Abstract
The onto-epistemological status of mental representations can be seen among the most
controversial problems of Post-Avicennan philosophy. The problem has its roots in Ibn Sīnā’s attempt to get a
predicational unity between the layers of being on one hand and in Fakhr al-Dīn al-Rāzī’s criticisms of mental
existence and universality of mental exemplars on the other. Al-Rāzī’s criticisms led the prominent followers
of Ibn Sīnā to reconsider the Avicennan principle of the preservation of essences in multi-layered being and
Ibn Sīnā’s conception of knowledge as an immaterial representation of nature.

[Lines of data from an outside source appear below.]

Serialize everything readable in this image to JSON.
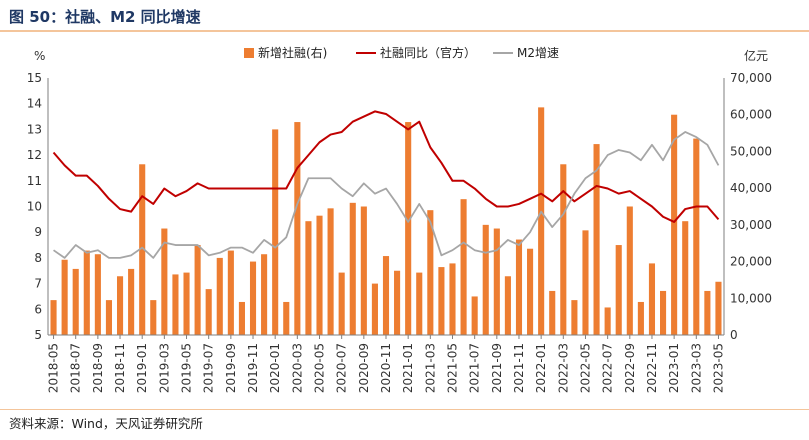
{
  "figure": {
    "title": "图 50：社融、M2 同比增速",
    "source": "资料来源：Wind，天风证券研究所"
  },
  "colors": {
    "bar": "#ed7d31",
    "line_tsf": "#c00000",
    "line_m2": "#a6a6a6",
    "title": "#1f3864",
    "rule": "#f4c59b"
  },
  "chart_data": {
    "type": "bar",
    "title": "",
    "left_unit": "%",
    "right_unit": "亿元",
    "left_ylim": [
      5,
      15
    ],
    "left_yticks": [
      5,
      6,
      7,
      8,
      9,
      10,
      11,
      12,
      13,
      14,
      15
    ],
    "right_ylim": [
      0,
      70000
    ],
    "right_yticks": [
      0,
      10000,
      20000,
      30000,
      40000,
      50000,
      60000,
      70000
    ],
    "right_ytick_labels": [
      "0",
      "10,000",
      "20,000",
      "30,000",
      "40,000",
      "50,000",
      "60,000",
      "70,000"
    ],
    "x_tick_labels": [
      "2018-05",
      "2018-07",
      "2018-09",
      "2018-11",
      "2019-01",
      "2019-03",
      "2019-05",
      "2019-07",
      "2019-09",
      "2019-11",
      "2020-01",
      "2020-03",
      "2020-05",
      "2020-07",
      "2020-09",
      "2020-11",
      "2021-01",
      "2021-03",
      "2021-05",
      "2021-07",
      "2021-09",
      "2021-11",
      "2022-01",
      "2022-03",
      "2022-05",
      "2022-07",
      "2022-09",
      "2022-11",
      "2023-01",
      "2023-03",
      "2023-05"
    ],
    "grid": false,
    "legend_position": "top",
    "months": [
      "2018-05",
      "2018-06",
      "2018-07",
      "2018-08",
      "2018-09",
      "2018-10",
      "2018-11",
      "2018-12",
      "2019-01",
      "2019-02",
      "2019-03",
      "2019-04",
      "2019-05",
      "2019-06",
      "2019-07",
      "2019-08",
      "2019-09",
      "2019-10",
      "2019-11",
      "2019-12",
      "2020-01",
      "2020-02",
      "2020-03",
      "2020-04",
      "2020-05",
      "2020-06",
      "2020-07",
      "2020-08",
      "2020-09",
      "2020-10",
      "2020-11",
      "2020-12",
      "2021-01",
      "2021-02",
      "2021-03",
      "2021-04",
      "2021-05",
      "2021-06",
      "2021-07",
      "2021-08",
      "2021-09",
      "2021-10",
      "2021-11",
      "2021-12",
      "2022-01",
      "2022-02",
      "2022-03",
      "2022-04",
      "2022-05",
      "2022-06",
      "2022-07",
      "2022-08",
      "2022-09",
      "2022-10",
      "2022-11",
      "2022-12",
      "2023-01",
      "2023-02",
      "2023-03",
      "2023-04",
      "2023-05"
    ],
    "series": [
      {
        "name": "新增社融(右)",
        "kind": "bar",
        "axis": "right",
        "values": [
          9500,
          20500,
          18000,
          23000,
          22000,
          9500,
          16000,
          18000,
          46500,
          9500,
          29000,
          16500,
          17000,
          24500,
          12500,
          21000,
          23000,
          9000,
          20000,
          22000,
          56000,
          9000,
          58000,
          31000,
          32500,
          34500,
          17000,
          36000,
          35000,
          14000,
          21500,
          17500,
          58000,
          17000,
          34000,
          18500,
          19500,
          37000,
          10500,
          30000,
          29000,
          16000,
          26000,
          23500,
          62000,
          12000,
          46500,
          9500,
          28500,
          52000,
          7500,
          24500,
          35000,
          9000,
          19500,
          12000,
          60000,
          31000,
          53500,
          12000,
          14500
        ]
      },
      {
        "name": "社融同比（官方）",
        "kind": "line",
        "axis": "left",
        "values": [
          12.1,
          11.6,
          11.2,
          11.2,
          10.8,
          10.3,
          9.9,
          9.8,
          10.4,
          10.1,
          10.7,
          10.4,
          10.6,
          10.9,
          10.7,
          10.7,
          10.7,
          10.7,
          10.7,
          10.7,
          10.7,
          10.7,
          11.5,
          12.0,
          12.5,
          12.8,
          12.9,
          13.3,
          13.5,
          13.7,
          13.6,
          13.3,
          13.0,
          13.3,
          12.3,
          11.7,
          11.0,
          11.0,
          10.7,
          10.3,
          10.0,
          10.0,
          10.1,
          10.3,
          10.5,
          10.2,
          10.6,
          10.2,
          10.5,
          10.8,
          10.7,
          10.5,
          10.6,
          10.3,
          10.0,
          9.6,
          9.4,
          9.9,
          10.0,
          10.0,
          9.5
        ]
      },
      {
        "name": "M2增速",
        "kind": "line",
        "axis": "left",
        "values": [
          8.3,
          8.0,
          8.5,
          8.2,
          8.3,
          8.0,
          8.0,
          8.1,
          8.4,
          8.0,
          8.6,
          8.5,
          8.5,
          8.5,
          8.1,
          8.2,
          8.4,
          8.4,
          8.2,
          8.7,
          8.4,
          8.8,
          10.1,
          11.1,
          11.1,
          11.1,
          10.7,
          10.4,
          10.9,
          10.5,
          10.7,
          10.1,
          9.4,
          10.1,
          9.4,
          8.1,
          8.3,
          8.6,
          8.3,
          8.2,
          8.3,
          8.7,
          8.5,
          9.0,
          9.8,
          9.2,
          9.7,
          10.5,
          11.1,
          11.4,
          12.0,
          12.2,
          12.1,
          11.8,
          12.4,
          11.8,
          12.6,
          12.9,
          12.7,
          12.4,
          11.6
        ]
      }
    ]
  }
}
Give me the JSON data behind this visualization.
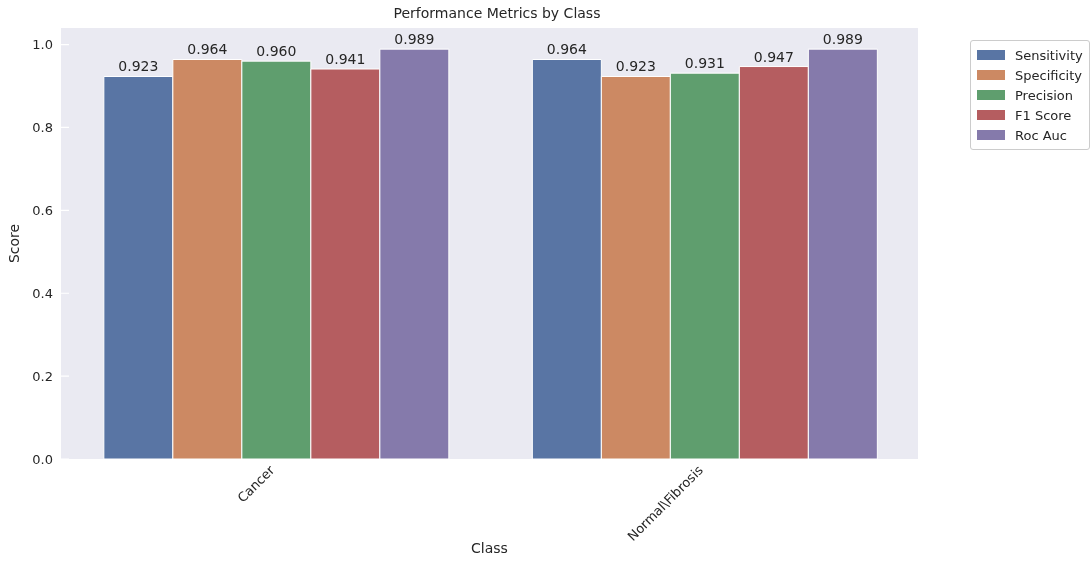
{
  "chart_data": {
    "type": "bar",
    "title": "Performance Metrics by Class",
    "xlabel": "Class",
    "ylabel": "Score",
    "categories": [
      "Cancer",
      "Normal\\Fibrosis"
    ],
    "series": [
      {
        "name": "Sensitivity",
        "color": "#5975a4",
        "values": [
          0.923,
          0.964
        ],
        "value_labels": [
          "0.923",
          "0.964"
        ]
      },
      {
        "name": "Specificity",
        "color": "#cc8963",
        "values": [
          0.964,
          0.923
        ],
        "value_labels": [
          "0.964",
          "0.923"
        ]
      },
      {
        "name": "Precision",
        "color": "#5f9e6e",
        "values": [
          0.96,
          0.931
        ],
        "value_labels": [
          "0.960",
          "0.931"
        ]
      },
      {
        "name": "F1 Score",
        "color": "#b55d60",
        "values": [
          0.941,
          0.947
        ],
        "value_labels": [
          "0.941",
          "0.947"
        ]
      },
      {
        "name": "Roc Auc",
        "color": "#857aab",
        "values": [
          0.989,
          0.989
        ],
        "value_labels": [
          "0.989",
          "0.989"
        ]
      }
    ],
    "ylim": [
      0,
      1.04
    ],
    "yticks": [
      {
        "value": 0,
        "label": "0.0"
      },
      {
        "value": 0.2,
        "label": "0.2"
      },
      {
        "value": 0.4,
        "label": "0.4"
      },
      {
        "value": 0.6,
        "label": "0.6"
      },
      {
        "value": 0.8,
        "label": "0.8"
      },
      {
        "value": 1,
        "label": "1.0"
      }
    ],
    "grid": "y",
    "legend": "top right"
  }
}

Against al-Rāzī’s criticism, al-
Ṭūsī tried to narrow the ontological extension of essences and to redefine universal predication. Quṭb al-Dīn
al-Rāzī’s involvement in the discussion took the restrictive efforts to the next level. In addition to al-Ṭūsī‘s
restricting the ontological extensions of essences by only giving them an epistemological role, Quṭb al-Dīn
al-Rāzī downgraded their epistemological roles as well and counted them just as individual exemplars (mithāl)
in the individual’s mind. In addition to al-Ṭūsī’s hesitant rejection of universal natures in external world,
he also clearly rejected the existence of universal natures in the external world. His first position led him to
redefine the notion of correspondence and universality, and his second position led him to propose a non-
explanatory interpretation of Ibn Sīnā’s hylomorphic substances. In this paper, I will discuss the continuities
and discontinuities of his interpretations with respect to Ibn Sīnā’s strong metaphysical realism and his
philosophical project’s aim to construct the unity of essences in a multi-layered being.